Merkel Cell Carcinoma (MCC) is a neuroendocrine skin cancer that is diagnosed in 1500 Americans each year and has a disease-specific mortality of 46%. Multiple lines of epidemiologic and clinical data strongly link environmental ultraviolet (UV) exposure to the development of MCC. One role of UV that may contribute to the development of MCC is its immune suppressive action in the skin. Other risk factors for MCC include immune system dysfunction (e.g. HIV, organ transplant medications, chronic lymphocytic leukemia), advanced age, and a recently discovered polyomavirus (the Merkel cell polyomavirus, MCPyV). Despite the rising number of deaths from MCC and the increasing body of evidence acknowledging the importance of the immune system in preventing and controlling this cancer, the nature of the cellular immune response to the tumor remains largely uncharacterized. We hypothesize that persistently expressed MCPyV viral proteins are immunogenic to T-cells and we will investigate how this tumor escapes immune system surveillance in an immune competent host.
In Aim 1, we will define the specificity, phenotype and effector function profile of the cellular immune response to two representative MCPyV antigens in MCC patients. These studies will contribute to an ongoing effort in our lab to target MCPyV for rational immunotherapy. Extending our preliminary data, we will characterize two immune escape mechanisms that may be important for MCC initiation and progression. Studies in Aim 2 will investigate immune tolerance by antigen specific regulatory T cells (a subset of which may be UV-induced). The mechanisms and reversibility of Major Histocompatibility Complex class I (MHC-I) down-regulation will be explored in Aim 3. The studies in this proposal will capitalize on a rich repository of clinically annotated human tumor and blood samples. We are currently following the clinical status of over 300 MCC patients and in many of these cases we have blood and/or tissue samples that are archival, frozen or fresh. In addition, multi-disciplinary collaborations (including with an immunologist focused on viral skin infections) have been established to train the applicant in the relevant disciplines of immunology, molecular and cancer biology, as well as epidemiological and clinical studies pertinent to the pathogenesis of Merkel cell carcinoma.

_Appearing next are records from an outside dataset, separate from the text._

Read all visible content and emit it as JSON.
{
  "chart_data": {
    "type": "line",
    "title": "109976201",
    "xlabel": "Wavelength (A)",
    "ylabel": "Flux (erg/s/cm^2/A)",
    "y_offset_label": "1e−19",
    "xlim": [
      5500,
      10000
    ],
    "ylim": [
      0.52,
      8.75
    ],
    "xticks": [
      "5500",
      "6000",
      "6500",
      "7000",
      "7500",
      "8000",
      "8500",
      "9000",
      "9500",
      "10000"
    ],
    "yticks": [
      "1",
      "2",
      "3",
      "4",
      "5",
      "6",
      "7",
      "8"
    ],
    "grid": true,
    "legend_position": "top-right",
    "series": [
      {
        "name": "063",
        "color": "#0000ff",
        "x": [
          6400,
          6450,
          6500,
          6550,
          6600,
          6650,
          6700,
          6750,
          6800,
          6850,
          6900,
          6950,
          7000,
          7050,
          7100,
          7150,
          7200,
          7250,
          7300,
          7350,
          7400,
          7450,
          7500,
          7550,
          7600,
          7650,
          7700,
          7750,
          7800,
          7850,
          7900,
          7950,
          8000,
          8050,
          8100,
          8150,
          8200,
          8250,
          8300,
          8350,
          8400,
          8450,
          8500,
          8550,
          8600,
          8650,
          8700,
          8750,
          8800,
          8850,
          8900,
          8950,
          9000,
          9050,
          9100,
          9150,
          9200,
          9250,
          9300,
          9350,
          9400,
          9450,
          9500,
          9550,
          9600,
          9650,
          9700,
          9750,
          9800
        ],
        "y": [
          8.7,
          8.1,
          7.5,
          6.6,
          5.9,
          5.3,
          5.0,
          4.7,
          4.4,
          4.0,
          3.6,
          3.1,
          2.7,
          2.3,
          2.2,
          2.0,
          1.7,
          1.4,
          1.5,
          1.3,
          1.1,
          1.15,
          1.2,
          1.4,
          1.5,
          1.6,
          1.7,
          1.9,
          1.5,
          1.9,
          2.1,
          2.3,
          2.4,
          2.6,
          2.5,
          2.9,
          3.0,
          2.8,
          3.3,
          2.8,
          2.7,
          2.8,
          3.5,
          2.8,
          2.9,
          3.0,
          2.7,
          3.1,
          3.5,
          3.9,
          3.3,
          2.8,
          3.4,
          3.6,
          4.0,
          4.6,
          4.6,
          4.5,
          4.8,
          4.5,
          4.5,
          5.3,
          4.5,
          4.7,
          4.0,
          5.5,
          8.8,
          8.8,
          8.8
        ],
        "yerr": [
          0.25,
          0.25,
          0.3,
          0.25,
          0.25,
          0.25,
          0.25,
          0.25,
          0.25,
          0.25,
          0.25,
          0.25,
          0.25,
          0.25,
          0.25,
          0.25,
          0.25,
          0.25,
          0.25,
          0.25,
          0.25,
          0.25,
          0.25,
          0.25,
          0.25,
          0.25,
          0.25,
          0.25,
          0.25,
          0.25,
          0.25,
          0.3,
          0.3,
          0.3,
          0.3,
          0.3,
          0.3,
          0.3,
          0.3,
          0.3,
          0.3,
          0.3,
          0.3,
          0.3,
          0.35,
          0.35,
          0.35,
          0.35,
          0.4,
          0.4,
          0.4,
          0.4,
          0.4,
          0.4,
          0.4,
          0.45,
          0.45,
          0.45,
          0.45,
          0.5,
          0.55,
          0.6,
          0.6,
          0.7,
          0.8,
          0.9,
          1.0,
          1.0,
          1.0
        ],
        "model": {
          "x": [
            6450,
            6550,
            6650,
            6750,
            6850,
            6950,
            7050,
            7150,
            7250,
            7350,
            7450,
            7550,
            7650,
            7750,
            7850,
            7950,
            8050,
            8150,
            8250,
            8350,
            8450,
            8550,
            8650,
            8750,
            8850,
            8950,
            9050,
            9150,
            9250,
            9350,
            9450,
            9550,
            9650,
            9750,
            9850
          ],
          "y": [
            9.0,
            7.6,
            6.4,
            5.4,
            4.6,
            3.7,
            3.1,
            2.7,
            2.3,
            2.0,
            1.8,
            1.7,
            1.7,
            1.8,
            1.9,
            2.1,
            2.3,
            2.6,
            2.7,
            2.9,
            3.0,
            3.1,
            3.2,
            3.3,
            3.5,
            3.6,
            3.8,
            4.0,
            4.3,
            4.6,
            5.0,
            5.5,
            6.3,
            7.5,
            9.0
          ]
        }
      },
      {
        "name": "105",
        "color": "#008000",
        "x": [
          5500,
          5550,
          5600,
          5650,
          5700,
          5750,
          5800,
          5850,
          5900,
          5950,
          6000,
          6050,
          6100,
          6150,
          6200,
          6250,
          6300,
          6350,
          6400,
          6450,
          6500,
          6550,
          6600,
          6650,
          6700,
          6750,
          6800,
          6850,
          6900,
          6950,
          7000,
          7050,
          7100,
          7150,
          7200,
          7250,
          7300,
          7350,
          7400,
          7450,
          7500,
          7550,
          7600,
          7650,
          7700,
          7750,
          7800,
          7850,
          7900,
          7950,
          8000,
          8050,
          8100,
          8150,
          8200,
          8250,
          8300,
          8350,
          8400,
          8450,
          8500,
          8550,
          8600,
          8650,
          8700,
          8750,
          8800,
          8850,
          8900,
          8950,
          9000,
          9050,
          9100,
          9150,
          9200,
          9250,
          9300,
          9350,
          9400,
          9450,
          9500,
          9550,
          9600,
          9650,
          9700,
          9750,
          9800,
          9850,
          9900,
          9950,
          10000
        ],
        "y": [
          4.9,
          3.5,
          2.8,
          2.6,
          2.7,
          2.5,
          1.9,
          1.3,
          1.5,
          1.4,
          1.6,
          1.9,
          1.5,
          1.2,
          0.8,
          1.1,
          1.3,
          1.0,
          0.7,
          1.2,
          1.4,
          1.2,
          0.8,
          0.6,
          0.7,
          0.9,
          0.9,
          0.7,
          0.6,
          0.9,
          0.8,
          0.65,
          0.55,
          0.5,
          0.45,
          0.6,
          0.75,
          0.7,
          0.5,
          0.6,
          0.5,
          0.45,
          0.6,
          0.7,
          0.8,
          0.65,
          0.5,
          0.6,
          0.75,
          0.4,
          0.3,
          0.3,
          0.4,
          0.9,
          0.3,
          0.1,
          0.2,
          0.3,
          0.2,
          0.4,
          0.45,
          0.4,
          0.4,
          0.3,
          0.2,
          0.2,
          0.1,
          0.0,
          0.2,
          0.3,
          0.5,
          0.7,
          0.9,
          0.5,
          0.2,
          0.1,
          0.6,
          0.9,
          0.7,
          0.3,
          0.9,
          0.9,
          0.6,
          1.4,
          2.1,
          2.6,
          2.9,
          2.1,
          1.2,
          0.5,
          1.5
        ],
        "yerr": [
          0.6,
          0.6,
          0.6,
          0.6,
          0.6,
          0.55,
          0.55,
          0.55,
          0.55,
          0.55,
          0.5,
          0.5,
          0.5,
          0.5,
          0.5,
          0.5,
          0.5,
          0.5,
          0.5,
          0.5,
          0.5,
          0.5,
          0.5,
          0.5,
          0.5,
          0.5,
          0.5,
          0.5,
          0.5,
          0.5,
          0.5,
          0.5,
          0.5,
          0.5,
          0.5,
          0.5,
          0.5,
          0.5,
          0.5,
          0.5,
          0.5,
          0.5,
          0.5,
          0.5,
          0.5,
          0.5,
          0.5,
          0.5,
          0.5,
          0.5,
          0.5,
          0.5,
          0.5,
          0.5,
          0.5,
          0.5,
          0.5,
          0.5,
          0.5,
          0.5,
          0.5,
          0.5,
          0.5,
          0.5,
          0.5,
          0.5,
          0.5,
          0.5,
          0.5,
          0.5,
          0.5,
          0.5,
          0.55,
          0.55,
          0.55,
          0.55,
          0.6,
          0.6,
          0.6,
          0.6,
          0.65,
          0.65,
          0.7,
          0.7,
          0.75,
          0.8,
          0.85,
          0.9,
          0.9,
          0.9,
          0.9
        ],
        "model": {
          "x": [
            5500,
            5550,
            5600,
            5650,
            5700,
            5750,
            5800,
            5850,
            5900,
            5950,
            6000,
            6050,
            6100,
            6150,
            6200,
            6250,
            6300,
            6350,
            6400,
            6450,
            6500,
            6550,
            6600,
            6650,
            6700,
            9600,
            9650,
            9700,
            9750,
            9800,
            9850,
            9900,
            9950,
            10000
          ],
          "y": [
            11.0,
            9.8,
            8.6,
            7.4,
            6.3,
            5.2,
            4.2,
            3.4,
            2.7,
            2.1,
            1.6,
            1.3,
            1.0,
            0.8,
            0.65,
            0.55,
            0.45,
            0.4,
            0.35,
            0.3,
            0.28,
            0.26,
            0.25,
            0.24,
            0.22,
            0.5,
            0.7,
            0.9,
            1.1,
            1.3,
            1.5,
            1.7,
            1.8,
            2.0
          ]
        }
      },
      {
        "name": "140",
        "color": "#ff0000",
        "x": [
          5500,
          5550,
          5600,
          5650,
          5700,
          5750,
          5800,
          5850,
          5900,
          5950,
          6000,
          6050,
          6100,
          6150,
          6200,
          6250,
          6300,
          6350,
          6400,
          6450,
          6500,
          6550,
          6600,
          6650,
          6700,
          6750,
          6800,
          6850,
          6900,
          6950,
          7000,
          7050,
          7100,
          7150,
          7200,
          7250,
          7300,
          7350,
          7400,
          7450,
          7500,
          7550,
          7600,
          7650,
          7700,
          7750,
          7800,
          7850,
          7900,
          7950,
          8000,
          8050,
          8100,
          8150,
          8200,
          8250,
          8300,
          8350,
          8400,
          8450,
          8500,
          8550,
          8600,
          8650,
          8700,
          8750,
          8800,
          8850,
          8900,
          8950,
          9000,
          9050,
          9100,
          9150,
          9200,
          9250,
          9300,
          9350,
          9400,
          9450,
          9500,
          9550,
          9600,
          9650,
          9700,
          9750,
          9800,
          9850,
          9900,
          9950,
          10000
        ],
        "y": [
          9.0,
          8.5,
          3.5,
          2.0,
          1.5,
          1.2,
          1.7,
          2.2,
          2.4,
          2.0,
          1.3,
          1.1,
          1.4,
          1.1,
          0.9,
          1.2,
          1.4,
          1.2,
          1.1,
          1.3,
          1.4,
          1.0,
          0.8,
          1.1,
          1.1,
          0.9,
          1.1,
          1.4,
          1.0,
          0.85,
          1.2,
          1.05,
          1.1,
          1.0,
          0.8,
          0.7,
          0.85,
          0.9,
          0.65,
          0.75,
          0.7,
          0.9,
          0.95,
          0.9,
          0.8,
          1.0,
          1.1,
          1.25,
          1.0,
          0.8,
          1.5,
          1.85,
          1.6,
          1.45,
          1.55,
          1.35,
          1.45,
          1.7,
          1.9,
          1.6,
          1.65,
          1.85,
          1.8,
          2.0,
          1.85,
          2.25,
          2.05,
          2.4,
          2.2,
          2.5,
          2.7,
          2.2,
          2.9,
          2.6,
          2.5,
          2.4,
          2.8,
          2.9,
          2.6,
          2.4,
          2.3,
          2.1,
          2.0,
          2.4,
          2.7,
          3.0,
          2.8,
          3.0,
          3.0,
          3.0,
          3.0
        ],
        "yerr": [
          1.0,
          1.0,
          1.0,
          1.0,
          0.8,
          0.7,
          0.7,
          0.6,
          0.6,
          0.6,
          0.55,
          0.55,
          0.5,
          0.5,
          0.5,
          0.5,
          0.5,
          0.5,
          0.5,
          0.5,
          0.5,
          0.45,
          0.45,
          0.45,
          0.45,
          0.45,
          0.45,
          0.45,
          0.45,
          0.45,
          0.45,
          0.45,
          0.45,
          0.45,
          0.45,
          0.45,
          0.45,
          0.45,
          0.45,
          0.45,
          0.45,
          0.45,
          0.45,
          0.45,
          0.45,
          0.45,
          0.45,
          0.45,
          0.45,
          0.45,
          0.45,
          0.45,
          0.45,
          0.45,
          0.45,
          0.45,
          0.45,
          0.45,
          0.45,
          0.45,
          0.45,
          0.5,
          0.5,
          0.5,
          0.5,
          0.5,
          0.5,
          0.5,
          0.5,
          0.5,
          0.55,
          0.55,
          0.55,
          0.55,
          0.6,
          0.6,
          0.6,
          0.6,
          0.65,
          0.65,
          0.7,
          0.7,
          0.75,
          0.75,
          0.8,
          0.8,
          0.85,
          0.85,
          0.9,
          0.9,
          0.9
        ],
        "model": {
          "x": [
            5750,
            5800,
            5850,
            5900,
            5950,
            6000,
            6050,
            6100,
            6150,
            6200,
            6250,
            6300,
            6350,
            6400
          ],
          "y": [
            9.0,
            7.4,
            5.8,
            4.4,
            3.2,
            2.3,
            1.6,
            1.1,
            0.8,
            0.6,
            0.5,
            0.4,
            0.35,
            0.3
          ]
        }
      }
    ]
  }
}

This interdisciplinary training environment is thus ideally suited for preparing the applicant for a career as a physician-scientist. In summary, these proposed translational studies will characterize MCPyV-reactive T cells and immune evasion mechanisms employed by a UV-associated skin malignancy, which is an important step for developing promising immune-based therapy for Merkel cell cancer patients.
Lay statement: Merkel Cell Carcinoma (MCC) is a very lethal skin cancer associated with sun exposure and a newly discovered virus. MCC kills about 500 people a year in the U.S., and there are no good treatments for advanced MCC. Learning more about how the cancer interacts with the immune system and how sun exposure causes MCC may give us insight into how to design targeted treatments for MCC patients in the future.